At some point, one of our servers heard Mrs. F mention that this was something of a 15th anniversary dinner for us (though not actually our anniversary, we do try to take our "sans kids" trip every year around our anniversary, and it was reasonably close) and they brought out a beautiful box constructed of milk and white chocolate sheets, enclosing within them a lovely layered chocolate cake, topped with a chocolate "15". An incredibly thoughtful and unbidden gesture, and delicious too.
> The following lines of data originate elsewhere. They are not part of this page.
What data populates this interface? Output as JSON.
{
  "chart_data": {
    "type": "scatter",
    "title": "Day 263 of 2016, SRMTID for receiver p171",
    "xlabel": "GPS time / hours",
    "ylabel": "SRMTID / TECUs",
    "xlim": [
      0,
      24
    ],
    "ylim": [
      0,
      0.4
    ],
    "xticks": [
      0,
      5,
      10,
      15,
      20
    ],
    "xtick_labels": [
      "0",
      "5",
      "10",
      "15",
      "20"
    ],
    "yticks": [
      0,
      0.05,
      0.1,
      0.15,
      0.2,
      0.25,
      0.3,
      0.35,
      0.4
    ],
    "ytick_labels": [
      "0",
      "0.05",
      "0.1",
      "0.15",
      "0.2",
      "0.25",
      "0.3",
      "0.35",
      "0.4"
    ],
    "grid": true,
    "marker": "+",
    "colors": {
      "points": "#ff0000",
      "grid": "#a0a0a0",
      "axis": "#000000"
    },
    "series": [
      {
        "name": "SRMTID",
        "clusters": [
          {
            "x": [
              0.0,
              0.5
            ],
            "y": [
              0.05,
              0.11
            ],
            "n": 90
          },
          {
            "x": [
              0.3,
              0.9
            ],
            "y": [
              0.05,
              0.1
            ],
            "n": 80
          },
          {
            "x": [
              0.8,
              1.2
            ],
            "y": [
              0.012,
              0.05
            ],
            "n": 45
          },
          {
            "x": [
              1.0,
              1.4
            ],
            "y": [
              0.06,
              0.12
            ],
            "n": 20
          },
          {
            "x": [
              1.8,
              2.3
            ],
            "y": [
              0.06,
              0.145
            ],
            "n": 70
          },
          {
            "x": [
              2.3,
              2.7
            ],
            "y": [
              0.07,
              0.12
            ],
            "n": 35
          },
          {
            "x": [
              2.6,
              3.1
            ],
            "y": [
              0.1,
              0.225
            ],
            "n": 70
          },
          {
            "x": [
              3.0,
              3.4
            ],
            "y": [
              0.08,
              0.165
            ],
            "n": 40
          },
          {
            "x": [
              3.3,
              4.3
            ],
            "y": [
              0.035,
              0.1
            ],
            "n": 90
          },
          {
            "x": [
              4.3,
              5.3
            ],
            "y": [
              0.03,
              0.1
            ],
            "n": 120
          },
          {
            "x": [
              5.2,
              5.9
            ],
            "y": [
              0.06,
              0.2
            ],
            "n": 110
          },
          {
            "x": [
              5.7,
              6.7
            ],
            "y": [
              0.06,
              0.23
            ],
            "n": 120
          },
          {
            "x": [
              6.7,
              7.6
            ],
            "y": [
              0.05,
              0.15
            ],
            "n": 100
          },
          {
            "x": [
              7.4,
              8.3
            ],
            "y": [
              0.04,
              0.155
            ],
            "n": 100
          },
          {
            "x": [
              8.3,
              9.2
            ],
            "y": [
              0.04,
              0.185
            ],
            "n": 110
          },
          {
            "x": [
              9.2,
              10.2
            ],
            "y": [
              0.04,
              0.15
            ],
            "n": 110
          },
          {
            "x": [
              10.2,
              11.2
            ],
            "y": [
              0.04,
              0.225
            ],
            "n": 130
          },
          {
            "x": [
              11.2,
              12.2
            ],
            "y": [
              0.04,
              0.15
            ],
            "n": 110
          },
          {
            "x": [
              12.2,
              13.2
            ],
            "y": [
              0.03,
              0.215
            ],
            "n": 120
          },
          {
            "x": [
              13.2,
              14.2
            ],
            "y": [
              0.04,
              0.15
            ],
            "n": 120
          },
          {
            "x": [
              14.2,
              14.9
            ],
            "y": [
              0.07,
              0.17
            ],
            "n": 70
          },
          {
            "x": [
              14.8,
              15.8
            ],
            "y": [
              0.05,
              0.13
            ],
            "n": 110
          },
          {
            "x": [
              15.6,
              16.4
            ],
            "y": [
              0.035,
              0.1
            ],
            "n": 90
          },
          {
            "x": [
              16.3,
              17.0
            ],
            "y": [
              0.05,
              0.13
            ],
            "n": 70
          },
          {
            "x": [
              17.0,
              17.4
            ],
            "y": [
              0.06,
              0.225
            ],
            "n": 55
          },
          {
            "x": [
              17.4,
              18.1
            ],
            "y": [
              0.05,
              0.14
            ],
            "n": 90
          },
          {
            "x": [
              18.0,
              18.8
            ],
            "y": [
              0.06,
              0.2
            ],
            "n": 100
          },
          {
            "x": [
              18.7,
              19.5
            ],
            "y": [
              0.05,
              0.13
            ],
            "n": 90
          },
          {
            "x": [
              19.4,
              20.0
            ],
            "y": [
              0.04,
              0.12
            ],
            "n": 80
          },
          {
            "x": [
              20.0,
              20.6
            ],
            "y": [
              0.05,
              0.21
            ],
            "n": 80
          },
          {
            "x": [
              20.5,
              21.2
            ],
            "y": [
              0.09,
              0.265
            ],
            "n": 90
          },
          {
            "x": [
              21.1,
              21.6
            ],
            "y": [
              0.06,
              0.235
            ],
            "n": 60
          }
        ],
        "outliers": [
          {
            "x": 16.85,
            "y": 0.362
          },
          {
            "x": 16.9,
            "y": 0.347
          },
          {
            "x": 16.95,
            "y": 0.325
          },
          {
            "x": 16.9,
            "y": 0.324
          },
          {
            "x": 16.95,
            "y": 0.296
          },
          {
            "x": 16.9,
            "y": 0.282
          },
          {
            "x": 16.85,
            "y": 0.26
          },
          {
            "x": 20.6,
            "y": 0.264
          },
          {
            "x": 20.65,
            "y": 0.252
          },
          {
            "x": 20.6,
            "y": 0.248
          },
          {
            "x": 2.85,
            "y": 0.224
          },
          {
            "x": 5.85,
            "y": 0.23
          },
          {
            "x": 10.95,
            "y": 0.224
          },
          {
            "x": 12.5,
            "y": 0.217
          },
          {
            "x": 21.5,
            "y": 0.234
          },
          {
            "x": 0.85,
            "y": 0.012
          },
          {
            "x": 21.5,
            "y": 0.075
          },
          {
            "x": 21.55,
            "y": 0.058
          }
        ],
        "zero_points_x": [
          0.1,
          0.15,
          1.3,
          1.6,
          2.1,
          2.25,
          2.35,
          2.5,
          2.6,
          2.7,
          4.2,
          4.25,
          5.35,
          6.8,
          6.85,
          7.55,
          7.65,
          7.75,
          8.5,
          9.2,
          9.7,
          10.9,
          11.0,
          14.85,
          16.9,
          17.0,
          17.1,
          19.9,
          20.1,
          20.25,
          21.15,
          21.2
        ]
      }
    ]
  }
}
No gripes here about lack of flavor, this restored and revived my love for good milk chocolate.
A nice selection of petit-fours closed the meal, including chocolate candies with finely chopped corn-nuts, chocolate shards layered with caramel, cubes of pineapple jellies, and very nice little white bean truffles.
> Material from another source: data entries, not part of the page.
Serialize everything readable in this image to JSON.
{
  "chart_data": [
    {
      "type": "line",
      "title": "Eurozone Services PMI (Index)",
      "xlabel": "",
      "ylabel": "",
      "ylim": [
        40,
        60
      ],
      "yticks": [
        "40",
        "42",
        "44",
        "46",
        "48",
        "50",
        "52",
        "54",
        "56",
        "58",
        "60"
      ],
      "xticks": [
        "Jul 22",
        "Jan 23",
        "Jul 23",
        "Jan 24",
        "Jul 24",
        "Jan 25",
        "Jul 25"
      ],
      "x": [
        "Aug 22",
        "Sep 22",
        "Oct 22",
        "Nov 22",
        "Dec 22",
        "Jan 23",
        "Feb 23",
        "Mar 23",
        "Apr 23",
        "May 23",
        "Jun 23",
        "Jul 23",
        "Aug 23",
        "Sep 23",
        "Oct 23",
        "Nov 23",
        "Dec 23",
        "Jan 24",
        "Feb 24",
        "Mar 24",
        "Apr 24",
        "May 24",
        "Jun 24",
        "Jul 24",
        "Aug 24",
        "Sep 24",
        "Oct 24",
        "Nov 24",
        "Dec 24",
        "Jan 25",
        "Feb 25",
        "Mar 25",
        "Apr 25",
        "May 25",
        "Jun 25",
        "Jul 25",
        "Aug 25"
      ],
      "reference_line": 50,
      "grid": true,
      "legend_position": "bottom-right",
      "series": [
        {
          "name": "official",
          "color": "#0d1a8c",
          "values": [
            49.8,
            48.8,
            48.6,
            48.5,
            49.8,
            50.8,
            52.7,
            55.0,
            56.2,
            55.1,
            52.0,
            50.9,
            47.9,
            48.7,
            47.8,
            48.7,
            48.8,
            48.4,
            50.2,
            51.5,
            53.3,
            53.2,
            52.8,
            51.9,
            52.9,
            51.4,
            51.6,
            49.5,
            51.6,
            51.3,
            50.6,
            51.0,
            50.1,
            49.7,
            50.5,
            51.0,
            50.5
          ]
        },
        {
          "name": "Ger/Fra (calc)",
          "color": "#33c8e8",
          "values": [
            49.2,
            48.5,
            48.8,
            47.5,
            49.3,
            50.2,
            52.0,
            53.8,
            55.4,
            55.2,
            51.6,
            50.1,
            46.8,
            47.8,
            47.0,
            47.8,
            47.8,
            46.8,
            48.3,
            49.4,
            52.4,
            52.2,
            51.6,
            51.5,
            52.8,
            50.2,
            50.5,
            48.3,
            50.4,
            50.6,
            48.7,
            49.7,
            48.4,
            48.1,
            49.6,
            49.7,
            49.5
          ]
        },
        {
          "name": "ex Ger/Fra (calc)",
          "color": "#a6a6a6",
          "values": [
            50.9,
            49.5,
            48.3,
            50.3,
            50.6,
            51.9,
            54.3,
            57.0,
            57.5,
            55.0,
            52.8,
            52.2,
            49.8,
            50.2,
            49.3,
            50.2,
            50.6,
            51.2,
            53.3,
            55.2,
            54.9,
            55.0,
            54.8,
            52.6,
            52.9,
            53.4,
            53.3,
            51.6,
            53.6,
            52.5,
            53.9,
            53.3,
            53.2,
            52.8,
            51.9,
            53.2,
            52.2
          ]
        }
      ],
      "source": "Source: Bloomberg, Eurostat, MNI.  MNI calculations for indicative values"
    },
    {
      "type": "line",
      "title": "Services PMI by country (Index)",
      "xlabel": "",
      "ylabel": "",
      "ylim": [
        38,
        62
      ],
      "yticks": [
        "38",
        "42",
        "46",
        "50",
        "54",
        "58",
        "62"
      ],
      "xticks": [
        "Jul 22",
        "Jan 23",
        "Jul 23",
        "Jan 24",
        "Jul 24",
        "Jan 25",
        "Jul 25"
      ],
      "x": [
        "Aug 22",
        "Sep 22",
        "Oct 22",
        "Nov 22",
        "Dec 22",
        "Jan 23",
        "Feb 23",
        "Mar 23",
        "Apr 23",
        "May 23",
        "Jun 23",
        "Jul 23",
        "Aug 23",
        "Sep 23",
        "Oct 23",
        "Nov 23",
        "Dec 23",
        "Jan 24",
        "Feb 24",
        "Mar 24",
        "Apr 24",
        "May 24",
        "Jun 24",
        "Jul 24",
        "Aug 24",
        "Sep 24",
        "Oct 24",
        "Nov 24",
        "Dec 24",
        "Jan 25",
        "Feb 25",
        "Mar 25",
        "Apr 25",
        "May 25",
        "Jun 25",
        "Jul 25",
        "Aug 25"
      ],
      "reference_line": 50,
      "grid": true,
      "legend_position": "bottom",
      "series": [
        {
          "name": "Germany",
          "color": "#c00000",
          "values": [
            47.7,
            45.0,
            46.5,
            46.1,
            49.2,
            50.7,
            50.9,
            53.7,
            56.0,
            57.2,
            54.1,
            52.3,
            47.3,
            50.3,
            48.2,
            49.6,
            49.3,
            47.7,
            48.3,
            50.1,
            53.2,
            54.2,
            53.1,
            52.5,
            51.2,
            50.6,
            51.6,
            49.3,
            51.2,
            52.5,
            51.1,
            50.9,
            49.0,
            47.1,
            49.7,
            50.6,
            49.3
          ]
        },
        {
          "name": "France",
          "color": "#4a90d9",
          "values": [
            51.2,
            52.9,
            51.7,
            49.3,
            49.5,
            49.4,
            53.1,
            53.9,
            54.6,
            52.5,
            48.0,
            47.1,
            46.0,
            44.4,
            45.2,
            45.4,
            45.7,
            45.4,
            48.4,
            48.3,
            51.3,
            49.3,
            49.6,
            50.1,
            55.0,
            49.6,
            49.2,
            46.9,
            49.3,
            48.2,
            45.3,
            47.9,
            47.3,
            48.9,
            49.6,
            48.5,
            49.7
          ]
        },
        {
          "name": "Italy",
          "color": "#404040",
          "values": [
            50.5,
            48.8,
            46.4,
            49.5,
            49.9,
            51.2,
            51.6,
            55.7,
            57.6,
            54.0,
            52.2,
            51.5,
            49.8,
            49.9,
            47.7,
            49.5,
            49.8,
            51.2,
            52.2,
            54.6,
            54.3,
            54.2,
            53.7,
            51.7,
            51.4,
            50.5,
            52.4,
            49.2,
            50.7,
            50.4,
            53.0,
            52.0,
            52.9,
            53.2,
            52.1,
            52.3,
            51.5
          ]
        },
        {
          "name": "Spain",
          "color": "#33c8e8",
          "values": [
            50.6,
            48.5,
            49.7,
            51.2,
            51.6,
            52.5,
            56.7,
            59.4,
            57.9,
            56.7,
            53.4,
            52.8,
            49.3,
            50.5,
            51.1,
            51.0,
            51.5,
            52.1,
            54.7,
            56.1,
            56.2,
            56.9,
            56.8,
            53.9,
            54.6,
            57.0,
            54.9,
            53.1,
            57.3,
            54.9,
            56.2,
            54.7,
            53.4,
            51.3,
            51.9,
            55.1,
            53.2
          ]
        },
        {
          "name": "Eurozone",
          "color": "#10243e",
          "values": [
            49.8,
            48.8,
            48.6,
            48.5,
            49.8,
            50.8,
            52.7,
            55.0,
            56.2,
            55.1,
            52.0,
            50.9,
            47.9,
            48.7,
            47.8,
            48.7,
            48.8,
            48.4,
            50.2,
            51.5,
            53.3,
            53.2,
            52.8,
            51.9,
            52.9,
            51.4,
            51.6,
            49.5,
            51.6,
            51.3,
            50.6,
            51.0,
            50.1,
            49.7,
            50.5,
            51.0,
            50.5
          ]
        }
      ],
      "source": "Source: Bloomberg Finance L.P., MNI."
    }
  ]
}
The wine list had a broad selection of young and old wines, we went in the latter direction and had a 1982 Bodegas Lan Rioja Viña Lanciano Reserve, which was absolutely beautiful, still with lots of life in it. Also a couple glasses of muscatel to accompany the desserts.
It is impossible to describe the experience of dining at Arzak without mentioning the gracious hospitality of Juan Mari Arzak and daughter Elena Arzak as well as all of the restaurant staff. From the moment you walk through the front door, you feel welcomed as a guest, not simply a customer. Both Juan Mari and Elena walked through the dining room and greeted each table, but it was not merely a quick cameo appearance. Indeed, both of them came back and visited again multiple times throughout the meal, making sure everyone was happy, and gladly answering questions and providing explanations of the dishes. And not to take anything away from Juan Mari, but Elena Arzak is quite simply one of the most gracious, graceful, warm and endearing people you will ever meet - as well as prodigiously talented. The future of Arzak seems to be in good hands.
Arzak
Avenida Alcade Elosegui 273
San Sebastian 20015
943 278 465
*We were, despite being non-smokers, seated in the smokers' dining room as the non-smoking room was already fully booked. Ironically, there was only one table of maybe a half-dozen seated that I noticed lighting up, and while it was a brief and unwelcome distraction, it wasn't that big of a deal.